1. Prepare dictionary

run running runs ran
connect connected connecting

2. Compile

java org.egothor.stemmer.Compile \
  --input ./data/stemmer.txt \
  --output ./build/english.radixor.gz \
  --reduction-mode MERGE_SUBTREES_WITH_EQUIVALENT_RANKED_GET_ALL_RESULTS \
  --store-original

3. Use in application

FrequencyTrie<String> trie =
    StemmerPatchTrieLoader.loadBinary("english.radixor.gz");

Error handling

The CLI reports:

  • missing input file
  • invalid arguments
  • I/O failures
  • parsing errors

Typical exit codes:

  • 0 success
  • non-zero failure

Error details are printed to standard error.
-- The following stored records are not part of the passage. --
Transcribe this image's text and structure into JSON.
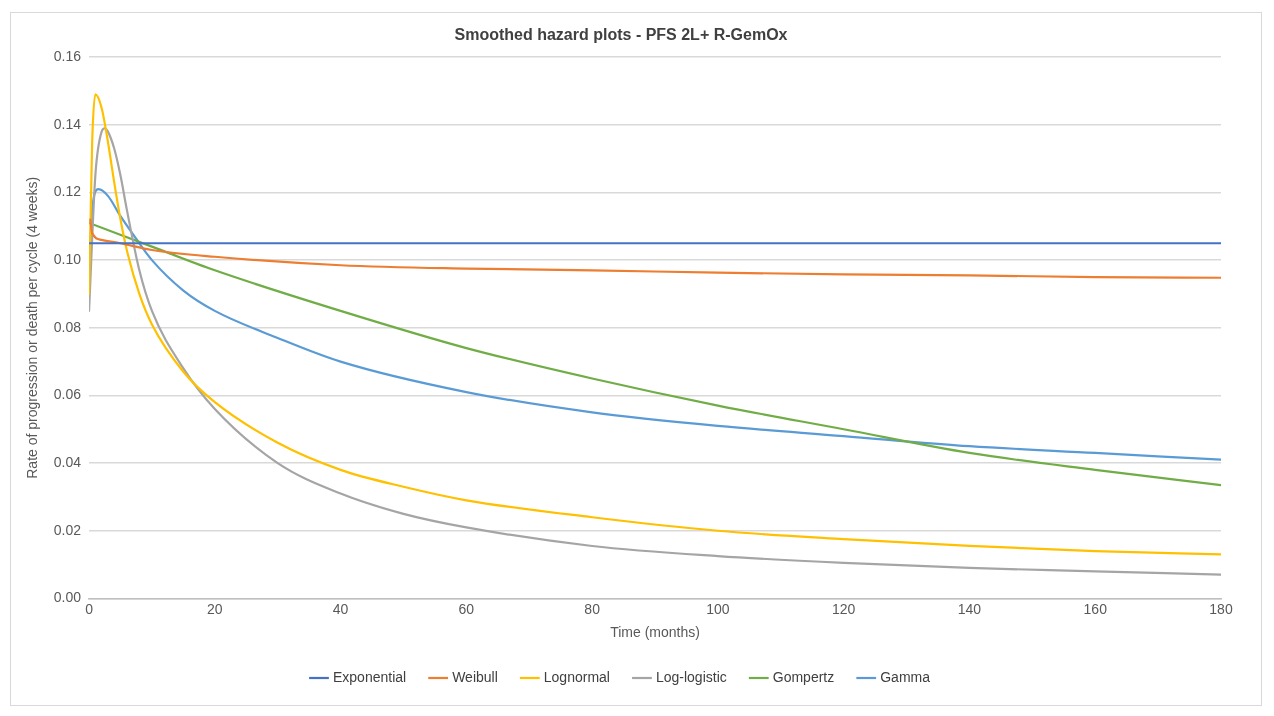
{
  "chart_data": {
    "type": "line",
    "title": "Smoothed hazard plots - PFS 2L+ R-GemOx",
    "xlabel": "Time (months)",
    "ylabel": "Rate of progression or death per cycle (4 weeks)",
    "xlim": [
      0,
      180
    ],
    "xticks": [
      0,
      20,
      40,
      60,
      80,
      100,
      120,
      140,
      160,
      180
    ],
    "ylim": [
      0,
      0.16
    ],
    "yticks": [
      {
        "value": 0,
        "label": "0.00"
      },
      {
        "value": 0.02,
        "label": "0.02"
      },
      {
        "value": 0.04,
        "label": "0.04"
      },
      {
        "value": 0.06,
        "label": "0.06"
      },
      {
        "value": 0.08,
        "label": "0.08"
      },
      {
        "value": 0.1,
        "label": "0.10"
      },
      {
        "value": 0.12,
        "label": "0.12"
      },
      {
        "value": 0.14,
        "label": "0.14"
      },
      {
        "value": 0.16,
        "label": "0.16"
      }
    ],
    "grid": "y",
    "legend": "bottom",
    "marker": "none",
    "line_style": "solid",
    "series": [
      {
        "name": "Exponential",
        "color": "#4472c4",
        "x": [
          0,
          180
        ],
        "values": [
          0.105,
          0.105
        ]
      },
      {
        "name": "Weibull",
        "color": "#ed7d31",
        "x": [
          0.2,
          0.5,
          2,
          5,
          10,
          20,
          40,
          60,
          80,
          100,
          120,
          140,
          160,
          180
        ],
        "values": [
          0.112,
          0.108,
          0.106,
          0.105,
          0.103,
          0.101,
          0.0985,
          0.0975,
          0.097,
          0.0963,
          0.0958,
          0.0955,
          0.095,
          0.0948
        ]
      },
      {
        "name": "Lognormal",
        "color": "#ffc000",
        "x": [
          0,
          0.5,
          1,
          2,
          3,
          4,
          5,
          6,
          8,
          10,
          15,
          20,
          30,
          40,
          50,
          60,
          80,
          100,
          120,
          140,
          160,
          180
        ],
        "values": [
          0.09,
          0.135,
          0.149,
          0.145,
          0.135,
          0.123,
          0.112,
          0.103,
          0.09,
          0.081,
          0.067,
          0.058,
          0.046,
          0.038,
          0.033,
          0.029,
          0.024,
          0.02,
          0.0175,
          0.0155,
          0.014,
          0.013
        ]
      },
      {
        "name": "Log-logistic",
        "color": "#a5a5a5",
        "x": [
          0,
          1,
          2,
          2.5,
          3,
          4,
          5,
          6,
          8,
          10,
          15,
          20,
          30,
          40,
          50,
          60,
          80,
          100,
          120,
          140,
          160,
          180
        ],
        "values": [
          0.085,
          0.125,
          0.138,
          0.139,
          0.138,
          0.133,
          0.125,
          0.115,
          0.097,
          0.085,
          0.068,
          0.056,
          0.04,
          0.031,
          0.025,
          0.021,
          0.0155,
          0.0125,
          0.0105,
          0.009,
          0.008,
          0.007
        ]
      },
      {
        "name": "Gompertz",
        "color": "#70ad47",
        "x": [
          0,
          10,
          20,
          40,
          60,
          80,
          100,
          120,
          140,
          160,
          180
        ],
        "values": [
          0.111,
          0.104,
          0.097,
          0.085,
          0.074,
          0.065,
          0.057,
          0.05,
          0.043,
          0.038,
          0.0335
        ]
      },
      {
        "name": "Gamma",
        "color": "#5b9bd5",
        "x": [
          0,
          0.5,
          1.5,
          3,
          5,
          8,
          10,
          15,
          20,
          30,
          40,
          60,
          80,
          100,
          120,
          140,
          160,
          180
        ],
        "values": [
          0.097,
          0.115,
          0.121,
          0.119,
          0.113,
          0.105,
          0.1,
          0.091,
          0.085,
          0.077,
          0.07,
          0.061,
          0.055,
          0.051,
          0.048,
          0.045,
          0.043,
          0.041
        ]
      }
    ]
  }
}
Performance considerations

Compilation

  • typically CPU-bound
  • depends on dictionary size and reduction mode

Output size

  • depends on:

    • dictionary completeness
    • reduction strategy
  • can vary significantly between modes

Runtime impact

  • compiled tries are optimized for:

    • fast lookup
    • low allocation
    • predictable latency

Best practices

Use offline compilation

  • compile dictionaries during build or deployment
  • do not compile on application startup

Version your artifacts

  • treat .radixor.gz files as versioned assets
  • store them alongside application releases

Choose reduction mode deliberately

  • use ranked for correctness
  • use dominant only if you fully understand the trade-offs

Keep dictionaries clean

  • better input → better compiled output
  • avoid noise and inconsistencies

Integration tips

  • store compiled files under resources/ or a dedicated directory
  • load them once and reuse the trie instance
  • avoid repeated loading in frequently executed code paths (for example, per-request processing)

Next steps

Summary

The Compile CLI is the bridge between:

  • human-readable dictionary data
  • optimized runtime stemmer tables

It enables a clean separation between:

  • data preparation
  • runtime execution

and is the preferred way to prepare Radixor for production use.